Patrícia Nogueira Rocha, tradutora, viajada, gosta de morar na Avenida Paulista. Está no olho do furacão. A Parada Gay parte a um quarteirão de seu apartamento. O show do réveillon acontece do outro lado, a meio quarteirão. “O som é muito alto, os vidros da janela vibram, parece que vão estourar.” Mas, como escolheu viver aqui, não se importa. “Faz parte do pacote.”
Nas últimas semanas, o pacote incluiu grandes manifestações. O som foi de gritos, bombas estourando. Houve choque com a polícia, violência, vandalismo que destruiu e incendiou. Desta vez Patrícia preocupou-se. “Atacaram o metrô, eu não sabia o que era.” Mas depois entendeu o verdadeiro movimento, diz, e o assimilou.

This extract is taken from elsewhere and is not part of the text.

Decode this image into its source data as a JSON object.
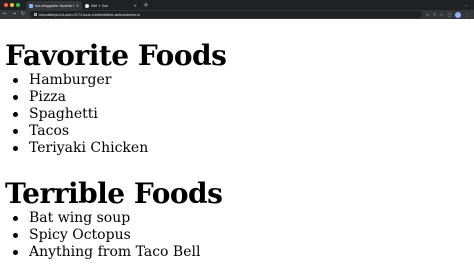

A tradutora é uma entre as 5 mil pessoas que vivem na avenida mais importante do País. Está entre o 1,5 milhão que, diariamente, a pé, de metrô, ônibus, passa por seus 2.800 metros. O IDH, Índice de Desenvolvimento Humano, mostra que a região da Paulista é um bom lugar para se viver. Ocupa o 4º lugar no índice, entre os 96 distritos paulistanos.
Na avenida estão grandes federações, empresas multinacionais, bancos, consulados de 21 países, sem se falar no Museu de Arte de São Paulo, Masp, em livrarias e na gastronomia. Se há um problema – e há – é que o lugar se transformou em uma grande vitrine. A maior caixa de ressonância da cidade.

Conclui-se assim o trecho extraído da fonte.